[I originally published this in January 2008. I thought in honor of today’s low temperatures I’d resurrect it from the back of the blog roll. Enjoy! -DWG]
by David W. Gregg, Executive Director, RINHS
Today’s Exec’s Blog is about global warming and is RINHS’s contribution to Focus the Nation.
I grew up in New England, around Boston and then on Cape Cod, and I have loved living in New England because of the winters. No, not for the way ten inches of new powder snow muffles the village green, nor the way the skaters congregate on the neighborhood pond, nor the tangy smell of hardwood smoke lying under the temperature inversion along the valley floor. After all, I said, “Cape Cod.” Think driving sleet instead of snow, crackling deathtraps instead of solidly ice-covered ponds, and acrid smoke of fires “burning” wet oak instead of mouthwatering maple, hickory, or butternut. No, it’s not for the Currier & Ives aesthetics that I love New England winters: I love New England winters because they reset the bugs once every 12 months.
Once you get them going, arthropods (insects, spiders, chilopoda, mites, et al.) have a tendency to just keep going unless and until they run into something that stops them. As long as conditions are favorable, they’ll keep on eating, growing, and breeding. For arthropods, favorable conditions are warm and humid, with lots of leafy, bushy, grassy vegetation to provide food and shelter. So very generally speaking, for any particular region the size and population of crickets, spiders, centipedes, mosquitoes, and what not is more or less determined by how much eating, growing, and breeding can be fit in between last frost and first frost. If that’s a short time, you have small bugs and not so many of them and if that’s a long time, you have lots of bugs, they’re giants, and they have plenty of time left over after securing life’s bare necessities to explore the insides of your home. It’s a bit more complicated than that, of course. For instance, arthropods’ growth and reproduction isn’t just on or off, its rate can rise and fall with temperature so a long, cold summer can be as limiting as a short, hot one. Also, you’ll probably have noticed that the short, cold summers of the Arctic don’t seem to slow down the mosquitoes any. But generally, the arthropod fauna in an area is temperate if the climate is temperate or tropical if the climate is tropical.

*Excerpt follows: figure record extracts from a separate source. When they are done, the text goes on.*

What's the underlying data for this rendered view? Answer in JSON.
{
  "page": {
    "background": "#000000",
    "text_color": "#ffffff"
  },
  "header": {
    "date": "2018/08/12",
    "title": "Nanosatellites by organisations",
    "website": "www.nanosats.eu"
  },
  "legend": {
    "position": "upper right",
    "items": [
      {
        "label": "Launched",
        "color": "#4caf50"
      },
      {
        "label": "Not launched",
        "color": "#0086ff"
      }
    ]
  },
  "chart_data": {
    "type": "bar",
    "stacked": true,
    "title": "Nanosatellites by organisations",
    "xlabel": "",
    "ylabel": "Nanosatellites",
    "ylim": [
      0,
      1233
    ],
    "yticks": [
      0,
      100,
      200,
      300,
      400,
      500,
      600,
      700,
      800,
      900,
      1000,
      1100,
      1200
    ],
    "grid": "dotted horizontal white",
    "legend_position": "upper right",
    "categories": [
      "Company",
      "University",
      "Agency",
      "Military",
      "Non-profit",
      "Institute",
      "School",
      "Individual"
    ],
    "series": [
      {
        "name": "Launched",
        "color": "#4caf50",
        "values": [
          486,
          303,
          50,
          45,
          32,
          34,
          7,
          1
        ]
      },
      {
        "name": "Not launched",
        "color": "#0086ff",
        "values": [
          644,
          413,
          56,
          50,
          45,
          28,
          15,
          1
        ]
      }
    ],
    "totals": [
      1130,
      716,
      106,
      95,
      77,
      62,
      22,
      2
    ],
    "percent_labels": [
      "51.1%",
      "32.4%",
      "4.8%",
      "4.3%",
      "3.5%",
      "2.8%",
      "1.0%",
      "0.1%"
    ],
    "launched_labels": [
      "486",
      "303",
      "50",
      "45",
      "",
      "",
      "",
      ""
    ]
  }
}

These same general observations apply to plants (and to rodents) as they do to arthropods. In the same way that a painter brings light into a painting by using dark, frost makes it possible for us to have variety in our flora…spring ephemerals, summer perennials, fall foliage. As with insects, frost either limits a plant’s size to the growth of one season or forces it to be woody so it can over-winter (which just makes it useful for things like firewood). A good, hard frost is truly the Great Equalizer. Without a good, hard frost animals and plants would treat winter like intermission…pop out for a pee break and some popcorn then back in for the second act!
And that’s where global warming comes in. If I wanted to live in a part of the country where giant crickets were a regular part of my kitchen’s fauna and I had to deal with six species of blood-sucking Acari (mites and ticks) when I went outside, I’d move to North Carolina. I’ve learned to live with SOME ticks and I like my hymenoptera small and manageable. I don’t want to live with chiggers or fire ants or malaria mosquitos or killer bees. Frost has protected us New Englanders from these things and from kudzu and God knows what. And yet with global warming, all these creatures and more have just got their tickets punched for an express trip to a quaint New England village. Doubt it? Have you experienced a swarm of lone star tick larvae, a new addition to our tick diversity now making their way along the coast?
All this interest in keeping the bugs down may seem pretty strange coming from someone with a professed avocation in insects, but there you are. Maybe I like my Nature just a little bit buttoned down, and as long as it’s Mother Nature herself who does the buttoning, then I’d say it’s a defensible sentiment. But what if we mess with Mother Nature’s natural reset button, as we seem to be with global warming? SHE’s not the one who’s going to care. She’ll just keep going with the insects and the mites and the ants and the vines. WE’RE the ones who’ll have to move north or learn to love our new environment…”Oh look, honey, the fire ants got the dog!”